Common Psychiatric Drugs Could Slow Dementia
Researchers say commonly used psychiatric drugs could be effective in slowing the progression of certain types of dementia.
Dr. John Kwok and colleagues from Neuroscience Research Australia have discovered a mutant gene that causes abnormal proteins build up in the brains of people with frontotemporal dementia, a disease that affects people in their 50s and 60s.
Common psychiatric drugs, such as haloperidol, used to treat schizophrenia, are known to act on this gene.
“Our hope is that these drugs will slow the progression of the disease,” says Dr. Kwok.
Frontotemporal dementia (FTD) is a type of dementia that affects personality, behavior and language.
There is currently no treatment to slow or stop this disease.
Like in Alzheimer’s disease, people with FTD develop unusual deposits of protein in their brains.
This protein ‘clumps’ are linked to disease symptoms and brain cell death. Until now, we have not understood how these clumps developed.
By scanning DNA samples from a large Australian family with hereditary FTD, Dr. Kwok identified the gene (called SIGMAR1) responsible for the formation of these clumps. A further 26 families in Australia and 158 families in Europe were also screened.

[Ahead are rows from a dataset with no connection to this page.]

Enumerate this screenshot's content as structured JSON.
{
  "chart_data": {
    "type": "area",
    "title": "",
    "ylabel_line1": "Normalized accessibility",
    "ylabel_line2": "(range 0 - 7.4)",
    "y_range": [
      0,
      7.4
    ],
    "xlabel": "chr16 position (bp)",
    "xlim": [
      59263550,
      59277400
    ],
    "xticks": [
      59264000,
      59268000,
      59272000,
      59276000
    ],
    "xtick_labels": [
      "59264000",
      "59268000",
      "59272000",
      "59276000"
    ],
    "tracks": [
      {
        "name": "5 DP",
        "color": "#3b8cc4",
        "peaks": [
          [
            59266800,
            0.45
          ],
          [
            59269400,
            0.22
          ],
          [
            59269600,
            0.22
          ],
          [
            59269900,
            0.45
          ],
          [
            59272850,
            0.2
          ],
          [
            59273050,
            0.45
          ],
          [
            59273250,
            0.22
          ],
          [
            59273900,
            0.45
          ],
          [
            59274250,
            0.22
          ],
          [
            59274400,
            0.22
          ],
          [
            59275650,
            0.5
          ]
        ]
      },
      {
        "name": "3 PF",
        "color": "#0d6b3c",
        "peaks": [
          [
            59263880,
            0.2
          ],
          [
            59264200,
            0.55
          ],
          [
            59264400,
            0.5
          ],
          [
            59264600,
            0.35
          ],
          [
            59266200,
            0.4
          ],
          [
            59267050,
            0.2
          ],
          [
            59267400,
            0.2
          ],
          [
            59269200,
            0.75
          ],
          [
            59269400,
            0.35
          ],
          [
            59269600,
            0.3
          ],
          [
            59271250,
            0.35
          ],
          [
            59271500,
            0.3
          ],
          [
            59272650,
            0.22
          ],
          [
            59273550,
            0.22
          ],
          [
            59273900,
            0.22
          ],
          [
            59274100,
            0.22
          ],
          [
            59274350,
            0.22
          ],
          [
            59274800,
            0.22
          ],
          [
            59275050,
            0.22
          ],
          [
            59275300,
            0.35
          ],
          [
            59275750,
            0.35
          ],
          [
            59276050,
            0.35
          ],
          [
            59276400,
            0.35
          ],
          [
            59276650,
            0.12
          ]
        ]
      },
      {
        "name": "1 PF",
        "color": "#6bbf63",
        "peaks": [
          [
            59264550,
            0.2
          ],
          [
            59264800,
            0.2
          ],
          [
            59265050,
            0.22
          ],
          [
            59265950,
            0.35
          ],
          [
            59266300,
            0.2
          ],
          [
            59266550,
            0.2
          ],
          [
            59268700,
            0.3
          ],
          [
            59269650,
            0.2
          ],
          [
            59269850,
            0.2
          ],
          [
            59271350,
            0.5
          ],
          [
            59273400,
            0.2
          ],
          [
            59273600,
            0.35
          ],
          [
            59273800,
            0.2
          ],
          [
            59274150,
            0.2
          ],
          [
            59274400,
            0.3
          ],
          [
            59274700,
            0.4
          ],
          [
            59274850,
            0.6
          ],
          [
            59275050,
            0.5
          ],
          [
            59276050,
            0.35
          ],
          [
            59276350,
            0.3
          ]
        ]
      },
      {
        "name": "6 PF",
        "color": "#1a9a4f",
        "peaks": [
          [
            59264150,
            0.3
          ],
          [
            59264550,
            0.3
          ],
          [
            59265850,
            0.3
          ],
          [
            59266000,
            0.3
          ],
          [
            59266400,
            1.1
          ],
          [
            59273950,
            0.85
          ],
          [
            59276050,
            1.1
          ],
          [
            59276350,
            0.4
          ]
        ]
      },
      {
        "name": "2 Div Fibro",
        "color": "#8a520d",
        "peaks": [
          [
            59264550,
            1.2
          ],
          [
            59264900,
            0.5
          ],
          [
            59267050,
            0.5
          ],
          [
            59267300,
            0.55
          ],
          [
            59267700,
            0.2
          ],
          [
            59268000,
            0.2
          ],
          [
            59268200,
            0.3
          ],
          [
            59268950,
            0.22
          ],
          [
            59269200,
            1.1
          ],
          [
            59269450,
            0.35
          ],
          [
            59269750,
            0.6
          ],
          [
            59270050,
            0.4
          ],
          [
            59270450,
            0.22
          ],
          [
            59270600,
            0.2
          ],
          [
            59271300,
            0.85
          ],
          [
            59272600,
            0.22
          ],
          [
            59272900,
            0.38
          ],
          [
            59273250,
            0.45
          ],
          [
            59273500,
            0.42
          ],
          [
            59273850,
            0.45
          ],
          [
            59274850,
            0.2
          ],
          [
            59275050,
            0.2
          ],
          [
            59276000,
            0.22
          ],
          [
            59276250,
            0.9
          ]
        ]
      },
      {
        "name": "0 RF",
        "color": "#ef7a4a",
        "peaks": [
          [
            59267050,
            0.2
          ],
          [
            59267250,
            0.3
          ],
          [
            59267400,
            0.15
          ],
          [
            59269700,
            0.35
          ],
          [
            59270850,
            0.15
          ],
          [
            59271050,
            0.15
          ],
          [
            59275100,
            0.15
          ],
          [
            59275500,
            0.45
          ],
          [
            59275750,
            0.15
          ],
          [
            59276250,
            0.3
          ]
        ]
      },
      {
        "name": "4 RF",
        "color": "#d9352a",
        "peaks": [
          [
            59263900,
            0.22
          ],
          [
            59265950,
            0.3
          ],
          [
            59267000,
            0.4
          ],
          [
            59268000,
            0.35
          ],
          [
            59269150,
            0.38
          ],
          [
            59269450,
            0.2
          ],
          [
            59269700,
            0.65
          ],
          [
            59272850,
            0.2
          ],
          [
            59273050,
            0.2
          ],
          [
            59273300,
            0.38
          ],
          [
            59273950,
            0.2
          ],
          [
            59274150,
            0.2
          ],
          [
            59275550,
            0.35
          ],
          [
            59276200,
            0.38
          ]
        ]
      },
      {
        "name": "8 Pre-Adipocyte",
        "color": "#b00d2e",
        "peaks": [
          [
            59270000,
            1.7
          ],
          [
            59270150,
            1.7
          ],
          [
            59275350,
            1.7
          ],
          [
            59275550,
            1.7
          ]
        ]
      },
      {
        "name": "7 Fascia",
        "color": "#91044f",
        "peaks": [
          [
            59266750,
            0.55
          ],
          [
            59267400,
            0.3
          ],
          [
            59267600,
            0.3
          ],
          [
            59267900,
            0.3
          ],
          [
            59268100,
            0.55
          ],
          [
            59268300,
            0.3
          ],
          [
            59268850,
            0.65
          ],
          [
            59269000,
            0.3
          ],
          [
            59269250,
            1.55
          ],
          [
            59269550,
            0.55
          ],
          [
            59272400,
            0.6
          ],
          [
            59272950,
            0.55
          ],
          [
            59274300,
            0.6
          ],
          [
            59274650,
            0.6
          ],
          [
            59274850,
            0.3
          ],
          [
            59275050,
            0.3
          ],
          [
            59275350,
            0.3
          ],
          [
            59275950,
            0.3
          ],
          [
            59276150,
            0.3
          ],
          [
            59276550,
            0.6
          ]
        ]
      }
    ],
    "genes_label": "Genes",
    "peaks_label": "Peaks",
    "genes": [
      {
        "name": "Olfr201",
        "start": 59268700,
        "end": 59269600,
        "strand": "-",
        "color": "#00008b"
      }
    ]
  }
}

“Identifying this gene gives us greater insight into how brain degeneration occurs in dementia,” says Dr. Kwok.
Haloperidol is already known to act on the SIGMAR1 gene. Dr. Kwok is currently conducting tests in mice to see if this and other drugs can stop the abnormal build up of protein in the brain and prevent the death of brain cells in dementia.
Preliminary work with haloperidol suggests that a dose 10-100 times less than that used for treating psychosis may be effective, reducing the risk of side effects.
“The exciting part about our findings is that an effective treatment for this form of dementia might be almost within our grasp,” says Dr. Kwok.
“Because these drugs are already approved for use in humans, we could be looking at a treatment for frontotemporal dementia becoming available in just a few short years.”
The study was published in Annals of Neurology.